Polizisten gehen an einem abgesperrten Bereich vorbei.

Stand: 03.01.2026 16:48 Uhr

Gegen die Betreiber der abgebrannten Bar im Schweizer Skiort Crans-Montana hat die Justiz Ermittlungen eingeleitet – unter anderem wegen fahrlässiger Tötung. Die Identifizierung der Toten dauert noch an.

Nach der Brandkatastrophe im Schweizer Skiort Crans-Montana hat die Justiz Ermittlungen gegen die französischen Betreiber der Bar “Le Constellation” aufgenommen, in der das Feuer in der Silvesternacht ausgebrochen war.

Experten äußern Bedenken zu Brandschutz

Die ersten Ermittlungsergebnisse hätten “zur Einleitung eines Strafverfahrens gegen die beiden Betreiber des Lokals geführt”, teilten die Polizei und die Staatsanwaltschaft des Kanton Wallis mit. 

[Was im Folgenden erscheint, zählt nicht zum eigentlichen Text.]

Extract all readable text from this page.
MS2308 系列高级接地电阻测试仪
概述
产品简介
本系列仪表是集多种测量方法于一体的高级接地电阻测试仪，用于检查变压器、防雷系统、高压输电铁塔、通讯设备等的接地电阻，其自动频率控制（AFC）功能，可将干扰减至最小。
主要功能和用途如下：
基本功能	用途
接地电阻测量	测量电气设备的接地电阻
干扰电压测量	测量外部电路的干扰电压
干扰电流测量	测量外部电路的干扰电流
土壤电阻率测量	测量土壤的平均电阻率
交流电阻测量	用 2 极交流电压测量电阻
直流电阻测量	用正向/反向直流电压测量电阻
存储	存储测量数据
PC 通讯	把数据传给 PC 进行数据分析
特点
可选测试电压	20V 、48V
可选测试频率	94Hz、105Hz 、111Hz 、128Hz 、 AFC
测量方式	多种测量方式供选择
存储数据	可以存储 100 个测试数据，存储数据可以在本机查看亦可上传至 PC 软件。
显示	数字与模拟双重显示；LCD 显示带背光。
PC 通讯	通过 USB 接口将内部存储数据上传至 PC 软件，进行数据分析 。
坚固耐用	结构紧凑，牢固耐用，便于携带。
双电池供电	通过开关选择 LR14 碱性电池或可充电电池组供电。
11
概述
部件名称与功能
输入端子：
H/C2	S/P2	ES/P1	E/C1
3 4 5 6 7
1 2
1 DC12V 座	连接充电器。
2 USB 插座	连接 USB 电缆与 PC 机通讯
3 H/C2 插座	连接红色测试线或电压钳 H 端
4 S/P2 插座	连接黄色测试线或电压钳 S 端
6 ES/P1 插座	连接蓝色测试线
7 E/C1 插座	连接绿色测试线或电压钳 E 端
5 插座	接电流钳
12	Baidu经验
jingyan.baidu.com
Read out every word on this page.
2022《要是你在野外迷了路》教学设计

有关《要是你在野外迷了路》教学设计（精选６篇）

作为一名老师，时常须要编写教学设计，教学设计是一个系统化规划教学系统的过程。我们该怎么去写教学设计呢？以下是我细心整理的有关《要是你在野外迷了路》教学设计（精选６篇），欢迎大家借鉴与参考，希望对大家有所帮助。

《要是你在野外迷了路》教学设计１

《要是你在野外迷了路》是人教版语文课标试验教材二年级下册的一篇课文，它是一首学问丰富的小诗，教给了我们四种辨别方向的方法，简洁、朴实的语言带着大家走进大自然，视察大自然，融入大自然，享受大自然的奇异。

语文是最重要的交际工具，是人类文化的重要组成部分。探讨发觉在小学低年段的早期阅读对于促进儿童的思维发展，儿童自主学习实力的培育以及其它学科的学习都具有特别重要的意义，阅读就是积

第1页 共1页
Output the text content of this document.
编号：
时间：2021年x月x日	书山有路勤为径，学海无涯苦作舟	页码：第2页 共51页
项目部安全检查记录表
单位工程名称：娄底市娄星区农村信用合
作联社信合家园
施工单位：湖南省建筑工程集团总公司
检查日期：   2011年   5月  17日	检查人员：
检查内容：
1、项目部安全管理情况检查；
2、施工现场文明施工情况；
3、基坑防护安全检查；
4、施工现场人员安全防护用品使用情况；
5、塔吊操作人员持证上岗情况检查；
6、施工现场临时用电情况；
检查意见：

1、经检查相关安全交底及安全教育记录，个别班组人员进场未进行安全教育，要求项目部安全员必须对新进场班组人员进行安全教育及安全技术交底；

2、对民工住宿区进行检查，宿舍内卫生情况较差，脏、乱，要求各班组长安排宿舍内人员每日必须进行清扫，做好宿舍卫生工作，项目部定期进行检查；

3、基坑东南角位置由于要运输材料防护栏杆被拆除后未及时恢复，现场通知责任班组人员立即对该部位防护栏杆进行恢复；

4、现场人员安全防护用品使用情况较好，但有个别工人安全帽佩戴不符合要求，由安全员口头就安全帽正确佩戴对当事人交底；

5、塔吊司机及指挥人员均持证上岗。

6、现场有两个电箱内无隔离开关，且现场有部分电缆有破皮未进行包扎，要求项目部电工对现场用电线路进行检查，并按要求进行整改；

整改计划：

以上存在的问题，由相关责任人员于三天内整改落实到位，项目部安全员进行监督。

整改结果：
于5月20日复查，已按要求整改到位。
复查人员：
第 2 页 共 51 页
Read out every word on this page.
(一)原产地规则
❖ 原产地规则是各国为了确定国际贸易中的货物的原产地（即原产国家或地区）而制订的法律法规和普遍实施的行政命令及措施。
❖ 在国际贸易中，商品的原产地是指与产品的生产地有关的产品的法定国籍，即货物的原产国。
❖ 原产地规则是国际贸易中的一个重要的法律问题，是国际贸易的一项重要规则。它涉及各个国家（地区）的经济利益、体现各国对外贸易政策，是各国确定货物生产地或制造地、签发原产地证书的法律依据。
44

Die Betreiber der Bar, ein französisches Ehepaar hatten Medien gesagt, sie seien am Boden zerstört und kooperierten mit den Behörden, um die Katastrophe aufzuklären. In einem Interview hatten sie betont, die Bar habe alle Sicherheitsregularien zum Brandschutz eingehalten.

Brandschutzexperten hatten das jedoch in Frage gestellt. Sie äußerten Zweifel, ob die Bar genügend Notausgänge hatte und ob das Material, das unter der Decke wahrscheinlich zur Schalldämpfung installiert war, gesetzeskonform war. 

Erste Todesopfer identifiziert

Das Feuer war in der Silvesternacht in der Bar ausgebrochen, als zahlreiche junge Menschen dort ausgelassen feierten. 40 Menschen kamen ums Leben, 119 weitere wurden verletzt. Viele erlitten schwerste Brandverletzungen, die in Spezialkliniken behandelt werden müssen.

Inzwischen wurden die ersten vier Todesopfer identifiziert und ihren Angehörigen übergeben. Zudem konnten bis Freitag nach Polizeiangaben 113 Verletzte identifiziert werden, darunter neben 71 Schweizern unter anderem 14 Franzosen und elf Italiener. Hinweise auf deutsche Opfer gab es weiterhin nicht. Die Arbeiten zur Identifizierung der übrigen Todesopfer und Verletzten dauern an.

Nach Angaben der Behörden wurde die Brandkatastrophe durch leichtsinniges Hantieren mit Sprühfontänen auf Flaschen ausgelöst. Laut Zeugenaussagen und der Auswertung von Videos deute “alles darauf hin, dass das Feuer ausgegangen ist von Tischfeuerwerken, von Sprühfontänen, die auf Champagnerflaschen aufgesetzt wurden und zu nah an die Decke gekommen sind”, so die Generalstaatsanwaltschaft.